Using gentle longitudinal spreading, dorsal to the urethra, develop the plane between the urethra and vagina. Then bluntly pass a 5-0 non-absorbable braided suture behind the urethra, and prepare the double throw of surgeon's knot. Now connect a one milliliter syringe to the angiocatheter, and inject 0.1 milliliters of normal saline into the bladder.
When all of the saline has been delivered, use the knot to gently anchor a 26 gauge cannula, parallel to the urethra, while pulling back the angiocath. Secure the knot with three more gentle throws, followed by removal of the cannula, and apply gentle pressure to the bladder to test for the appearance of urine at the meatus. Cut the suture ends to about three millimeters.

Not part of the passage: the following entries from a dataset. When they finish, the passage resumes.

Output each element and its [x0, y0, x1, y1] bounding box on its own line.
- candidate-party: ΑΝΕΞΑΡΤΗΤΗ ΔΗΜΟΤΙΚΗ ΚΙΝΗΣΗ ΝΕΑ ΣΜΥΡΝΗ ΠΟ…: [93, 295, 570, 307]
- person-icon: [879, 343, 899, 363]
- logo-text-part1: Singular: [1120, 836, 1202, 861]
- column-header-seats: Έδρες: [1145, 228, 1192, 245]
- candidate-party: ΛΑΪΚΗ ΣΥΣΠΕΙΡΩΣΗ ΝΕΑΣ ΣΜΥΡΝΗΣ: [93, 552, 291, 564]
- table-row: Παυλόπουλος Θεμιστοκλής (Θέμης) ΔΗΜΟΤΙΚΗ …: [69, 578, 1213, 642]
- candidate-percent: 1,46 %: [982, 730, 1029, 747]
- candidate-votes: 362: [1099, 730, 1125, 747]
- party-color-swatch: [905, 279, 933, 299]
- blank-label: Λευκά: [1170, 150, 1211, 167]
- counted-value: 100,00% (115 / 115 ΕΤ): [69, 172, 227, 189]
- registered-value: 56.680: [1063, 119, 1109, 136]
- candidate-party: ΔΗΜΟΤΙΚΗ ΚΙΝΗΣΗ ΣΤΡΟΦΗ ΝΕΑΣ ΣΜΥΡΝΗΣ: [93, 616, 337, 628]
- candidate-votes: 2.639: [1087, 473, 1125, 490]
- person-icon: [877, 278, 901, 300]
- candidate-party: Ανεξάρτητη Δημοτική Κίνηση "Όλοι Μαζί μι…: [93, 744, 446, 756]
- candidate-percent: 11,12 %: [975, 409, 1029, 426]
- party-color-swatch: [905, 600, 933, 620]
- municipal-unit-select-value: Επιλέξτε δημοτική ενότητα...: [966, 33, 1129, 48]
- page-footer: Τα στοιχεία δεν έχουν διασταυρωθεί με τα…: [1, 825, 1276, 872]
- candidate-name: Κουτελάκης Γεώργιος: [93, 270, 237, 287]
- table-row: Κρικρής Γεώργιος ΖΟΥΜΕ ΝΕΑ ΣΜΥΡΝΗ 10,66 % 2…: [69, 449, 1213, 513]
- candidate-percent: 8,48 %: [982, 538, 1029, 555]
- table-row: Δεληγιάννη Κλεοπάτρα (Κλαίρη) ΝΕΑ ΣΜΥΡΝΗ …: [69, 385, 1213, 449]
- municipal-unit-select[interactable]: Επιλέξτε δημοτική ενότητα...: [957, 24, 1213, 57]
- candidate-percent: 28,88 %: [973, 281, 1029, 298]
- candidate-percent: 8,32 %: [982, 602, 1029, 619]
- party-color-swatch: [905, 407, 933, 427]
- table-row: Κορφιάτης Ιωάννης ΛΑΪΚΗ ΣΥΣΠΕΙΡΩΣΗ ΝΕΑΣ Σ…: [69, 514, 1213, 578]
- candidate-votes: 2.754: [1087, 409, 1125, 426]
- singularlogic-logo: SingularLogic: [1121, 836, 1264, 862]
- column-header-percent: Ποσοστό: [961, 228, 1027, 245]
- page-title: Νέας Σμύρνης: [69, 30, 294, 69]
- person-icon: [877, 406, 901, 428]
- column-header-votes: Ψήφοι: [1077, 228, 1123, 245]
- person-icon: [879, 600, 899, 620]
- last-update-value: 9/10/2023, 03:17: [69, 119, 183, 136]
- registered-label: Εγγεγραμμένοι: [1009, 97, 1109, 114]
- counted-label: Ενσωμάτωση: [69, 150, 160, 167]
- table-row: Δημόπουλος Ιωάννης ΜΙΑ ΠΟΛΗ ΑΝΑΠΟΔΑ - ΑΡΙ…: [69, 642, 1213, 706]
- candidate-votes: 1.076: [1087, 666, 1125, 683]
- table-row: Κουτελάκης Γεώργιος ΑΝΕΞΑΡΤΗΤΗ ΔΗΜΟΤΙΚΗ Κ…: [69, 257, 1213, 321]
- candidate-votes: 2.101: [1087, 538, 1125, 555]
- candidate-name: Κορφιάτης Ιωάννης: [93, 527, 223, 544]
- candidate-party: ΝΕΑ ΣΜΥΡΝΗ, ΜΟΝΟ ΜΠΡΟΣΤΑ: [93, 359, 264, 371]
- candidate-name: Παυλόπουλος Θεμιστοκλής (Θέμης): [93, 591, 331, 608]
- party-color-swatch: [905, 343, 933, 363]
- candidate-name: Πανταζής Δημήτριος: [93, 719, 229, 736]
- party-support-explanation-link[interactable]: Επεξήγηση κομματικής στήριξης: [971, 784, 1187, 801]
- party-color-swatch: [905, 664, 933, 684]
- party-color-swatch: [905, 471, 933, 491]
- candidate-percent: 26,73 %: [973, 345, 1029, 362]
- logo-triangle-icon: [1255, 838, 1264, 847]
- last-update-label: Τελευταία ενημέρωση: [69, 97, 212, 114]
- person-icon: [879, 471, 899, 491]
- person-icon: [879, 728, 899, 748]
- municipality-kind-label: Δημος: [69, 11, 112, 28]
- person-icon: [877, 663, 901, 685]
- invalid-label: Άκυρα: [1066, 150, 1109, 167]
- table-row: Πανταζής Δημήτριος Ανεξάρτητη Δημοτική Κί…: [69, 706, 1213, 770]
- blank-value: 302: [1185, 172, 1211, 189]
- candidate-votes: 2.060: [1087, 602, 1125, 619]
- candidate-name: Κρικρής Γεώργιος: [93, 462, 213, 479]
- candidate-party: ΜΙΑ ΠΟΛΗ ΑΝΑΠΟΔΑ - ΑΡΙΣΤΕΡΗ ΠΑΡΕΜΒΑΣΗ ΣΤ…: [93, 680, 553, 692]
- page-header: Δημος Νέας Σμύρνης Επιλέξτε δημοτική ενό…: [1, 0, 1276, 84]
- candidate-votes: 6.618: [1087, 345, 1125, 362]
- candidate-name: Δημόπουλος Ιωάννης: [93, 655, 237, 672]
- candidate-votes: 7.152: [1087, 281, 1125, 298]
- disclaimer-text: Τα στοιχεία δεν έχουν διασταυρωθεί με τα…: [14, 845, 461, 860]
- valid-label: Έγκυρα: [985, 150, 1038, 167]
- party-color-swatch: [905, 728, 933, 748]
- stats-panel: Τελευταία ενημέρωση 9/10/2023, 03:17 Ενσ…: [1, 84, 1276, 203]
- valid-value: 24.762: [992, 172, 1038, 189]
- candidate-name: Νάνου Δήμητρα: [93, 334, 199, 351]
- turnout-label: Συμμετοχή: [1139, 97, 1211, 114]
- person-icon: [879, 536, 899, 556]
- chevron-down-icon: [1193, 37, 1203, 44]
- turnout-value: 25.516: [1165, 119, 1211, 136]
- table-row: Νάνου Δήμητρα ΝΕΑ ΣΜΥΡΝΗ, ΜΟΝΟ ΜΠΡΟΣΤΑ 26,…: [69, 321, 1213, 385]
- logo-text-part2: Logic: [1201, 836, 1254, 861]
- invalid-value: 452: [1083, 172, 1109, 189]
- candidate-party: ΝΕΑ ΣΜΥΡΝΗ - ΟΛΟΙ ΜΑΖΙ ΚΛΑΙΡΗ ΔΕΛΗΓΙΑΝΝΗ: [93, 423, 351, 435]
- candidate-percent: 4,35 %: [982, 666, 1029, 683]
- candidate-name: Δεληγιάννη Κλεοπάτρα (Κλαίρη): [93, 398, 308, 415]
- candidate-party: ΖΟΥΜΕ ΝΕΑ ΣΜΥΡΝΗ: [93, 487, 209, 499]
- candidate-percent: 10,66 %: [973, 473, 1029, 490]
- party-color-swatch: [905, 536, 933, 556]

Then use a 5-0 braided absorbable suture to close the skin with a varied horizontal mattress stitch, and inject the appropriate analgesia before placing the mouse into a recovery cage. The average relative bladder to body mass ratio in NeMO sham operated rats, is 0.33%two weeks after the procedure, while for the obstructed rats, it is 0.6%an 85%increase in the relative bladder mass in these animals. NeMO sham operated rats exhibit virtually no residual urine that can be aspirated by bladder puncture at the time of organ harvest.

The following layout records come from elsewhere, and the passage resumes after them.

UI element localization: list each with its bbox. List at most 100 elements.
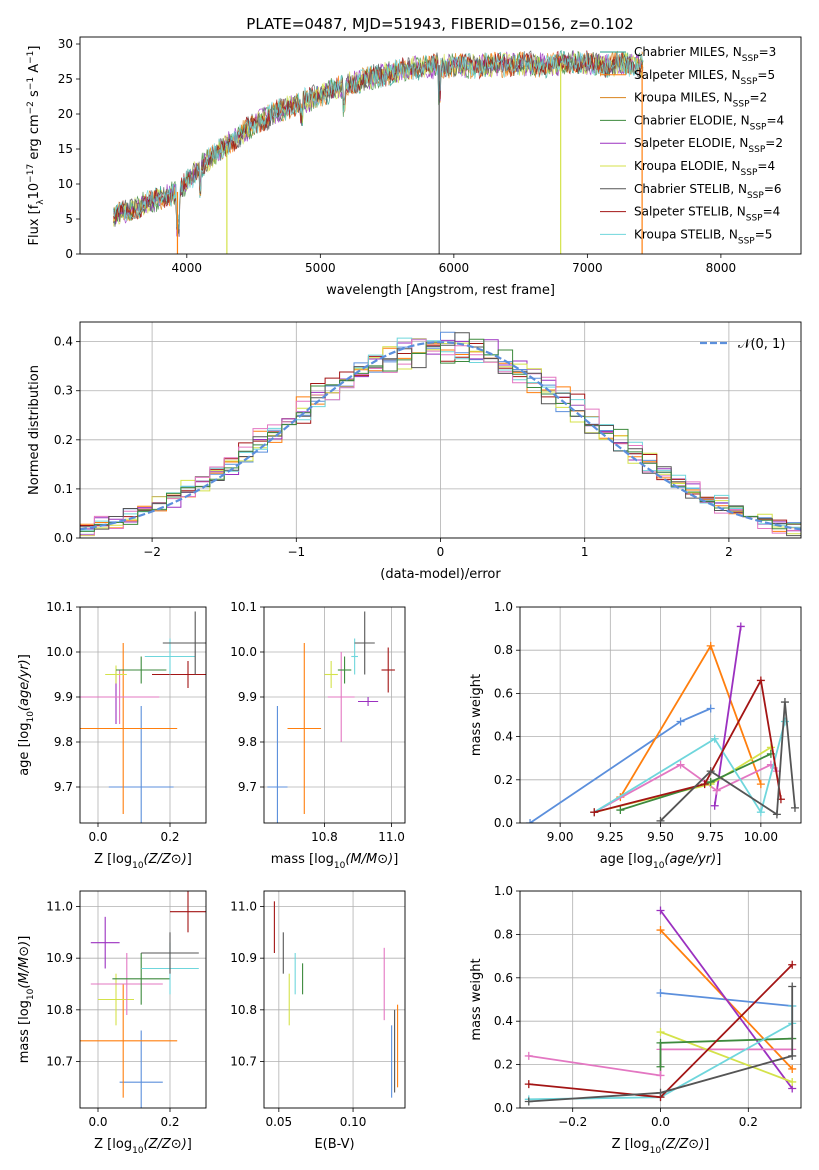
y-axis-label-part: age [ xyxy=(17,742,32,775)
y-axis-label-part: −2 xyxy=(26,101,36,114)
errorbar-point xyxy=(162,611,206,675)
panel-ebv-vs-mass: 0.05 0.10 10.7 10.8 10.9 11.0 E(B-V) xyxy=(230,890,406,1152)
x-axis-label-part: Z [ xyxy=(94,1137,112,1152)
x-axis-label-part: (Z/Z⊙) xyxy=(144,1137,187,1152)
legend-label: Salpeter MILES, NSSP=5 xyxy=(634,68,775,87)
y-axis-label-part: Flux [f xyxy=(27,204,42,245)
y-tick-label: 0.2 xyxy=(54,433,73,447)
legend-label-part: =2 xyxy=(765,136,783,150)
errorbar-point xyxy=(381,647,395,693)
plot-area-z-vs-age xyxy=(80,607,206,823)
y-tick-label: 10.1 xyxy=(46,600,73,614)
legend-label-part: =5 xyxy=(757,68,775,82)
y-tick-label: 0.8 xyxy=(494,927,513,941)
series-marker xyxy=(656,816,665,823)
gaussian-curve xyxy=(80,341,801,531)
y-tick-label: 0.0 xyxy=(494,816,513,830)
x-tick-label: 0.0 xyxy=(88,1115,107,1129)
x-axis-label-part: (M/M⊙) xyxy=(345,852,393,867)
legend-label-part: SSP xyxy=(746,214,763,224)
x-tick-label: 9.25 xyxy=(597,830,624,844)
legend-label: Salpeter STELIB, NSSP=4 xyxy=(634,205,780,224)
legend-label-part: Kroupa ELODIE, N xyxy=(634,159,741,173)
x-tick-label: 0.10 xyxy=(340,1115,367,1129)
y-tick-label: 25 xyxy=(58,72,73,86)
y-axis-label-part: ] xyxy=(17,936,32,941)
y-axis-label: age [log10(age/yr)] xyxy=(17,654,36,776)
y-tick-label: 11.0 xyxy=(46,900,73,914)
errorbar-point xyxy=(112,953,170,1005)
x-axis-label-part: 10 xyxy=(132,1146,144,1156)
errorbar-point xyxy=(287,643,322,814)
series-marker xyxy=(788,982,797,991)
y-tick-label: 0.3 xyxy=(54,384,73,398)
y-axis-label-part: s xyxy=(27,90,42,101)
y-tick-label: 1.0 xyxy=(494,884,513,898)
panel-z-vs-mass: 0.0 0.210.710.810.911.0Z [log10(Z/Z⊙)]mas… xyxy=(17,890,207,1156)
y-tick-label: 0.4 xyxy=(54,335,73,349)
y-axis-label-part: −1 xyxy=(26,77,36,90)
errorbar-point xyxy=(119,1030,163,1108)
errorbar-point xyxy=(98,973,134,1026)
x-tick-label: −0.2 xyxy=(558,1115,587,1129)
y-tick-label: 10.9 xyxy=(230,951,257,965)
x-axis-label-part: log xyxy=(314,852,334,867)
y-axis-label-part: A xyxy=(27,64,42,77)
legend-label-part: Kroupa MILES, N xyxy=(634,91,733,105)
errorbar-point xyxy=(116,656,167,684)
x-tick-label: 10.8 xyxy=(311,830,338,844)
x-axis-label: age [log10(age/yr)] xyxy=(600,852,722,871)
x-axis-label: Z [log10(Z/Z⊙)] xyxy=(612,1137,710,1156)
legend-label: Chabrier MILES, NSSP=3 xyxy=(634,45,776,64)
x-axis-label-part: (Z/Z⊙) xyxy=(144,852,187,867)
legend-label: Chabrier STELIB, NSSP=6 xyxy=(634,182,782,201)
legend-label-part: Salpeter MILES, N xyxy=(634,68,741,82)
x-tick-label: 9.00 xyxy=(547,830,574,844)
errorbar-point xyxy=(144,638,196,675)
errorbar-point xyxy=(90,953,163,1015)
y-axis-label-part: −1 xyxy=(26,51,36,64)
x-axis-label-part: ] xyxy=(187,852,192,867)
mass-weight-series xyxy=(656,698,799,823)
x-axis-label-part: (Z/Z⊙) xyxy=(661,1137,704,1152)
legend-label-part: Salpeter ELODIE, N xyxy=(634,136,748,150)
x-axis-label-part: (age/yr) xyxy=(664,852,716,867)
y-tick-label: 20 xyxy=(58,107,73,121)
errorbar-point xyxy=(324,661,338,688)
series-marker xyxy=(756,808,765,817)
legend-label-part: Chabrier MILES, N xyxy=(634,45,742,59)
x-axis-label: mass [log10(M/M⊙)] xyxy=(271,852,399,871)
y-axis-label: Flux [fλ10−17 erg cm−2 s−1 A−1] xyxy=(26,46,46,246)
y-tick-label: 0.0 xyxy=(54,531,73,545)
series-marker xyxy=(710,801,719,810)
panel-residuals: −2 −1 0 1 2 0.0 0.1 0.2 0.3 0.4 (data-model)/error… xyxy=(27,321,802,582)
y-tick-label: 10.0 xyxy=(230,645,257,659)
x-tick-label: 0.2 xyxy=(160,1115,179,1129)
legend-label-part: SSP xyxy=(738,236,755,246)
y-tick-label: 0.2 xyxy=(494,773,513,787)
series-marker xyxy=(590,808,599,817)
y-tick-label: 9.8 xyxy=(54,735,73,749)
x-axis-label-part: Z [ xyxy=(612,1137,630,1152)
y-axis-label-part: 10 xyxy=(26,711,36,723)
spectrum-trace xyxy=(113,50,644,230)
series-marker xyxy=(706,767,715,776)
y-tick-label: 30 xyxy=(58,37,73,51)
series-marker xyxy=(772,810,781,819)
series-marker xyxy=(790,803,799,812)
y-tick-label: 10.9 xyxy=(46,951,73,965)
x-axis-label-part: ] xyxy=(704,1137,709,1152)
y-axis-label-part: mass [ xyxy=(17,1020,32,1063)
axes-frame xyxy=(79,606,207,824)
mass-weight-series xyxy=(656,1034,797,1071)
x-tick-label: 9.50 xyxy=(647,830,674,844)
y-tick-label: 0 xyxy=(65,247,73,261)
mass-weight-series xyxy=(656,906,797,1093)
x-tick-label: 11.0 xyxy=(378,830,405,844)
legend-label-part: =5 xyxy=(755,227,773,241)
mass-weight-series xyxy=(526,704,715,823)
legend-label-part: SSP xyxy=(741,168,758,178)
x-axis-label-part: 10 xyxy=(132,861,144,871)
legend-label: Kroupa ELODIE, NSSP=4 xyxy=(634,159,775,178)
y-tick-label: 10.8 xyxy=(230,1003,257,1017)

Obstructed animals, by contract, demonstrate a significantly greater mean volume of residual urine, of 0.42 milliliters. Overall, mouse mortality in sham and NeMO operated animals, increases as the size of the place-holding cannula decreases. Further, the use of a 25 gauge cannula does not effectively increase the bladder to body mass ratio in mice, while the use of a 26 gauge cannula results in an over two-fold increase in the relative bladder mass.
When a 27 gauge placeholder is applied, an over 60%increase in the relative bladder mass is observed two weeks after the procedure. In addition, partial bladder outlet obstruction with the 25 or 26 gauge cannula along the urethra, does not impact the residual urine volume over the two week experimental period. Although animals with a 27 gauge placeholder demonstrate a three-fold mean residual urine volume increase, compared to their respective sham-operated peers.
After some practice, both the NeMO and NeMO sham procedures can be completed in 10 to 15 minutes. When performing NeMO in mice, it is important to remember to rule out the possibility of a complete obstruction, by gently expressing some urine before closing the animal. Following this procedure, other methods, like the inclusion of proximal sham animals, can be performed to answer additional questions about the relative contribution or association of local neurogenic outlet stimuli to result in bladder dysfunction, dysmorphism, and gene dysregulation.
This technique is expected to pave the way for researchers in the field of obstructive bladder myopathy to explore how anatomic and neurogenic bladder outlet disruptions contribute to the generation of and recoverability from outflow obstruction.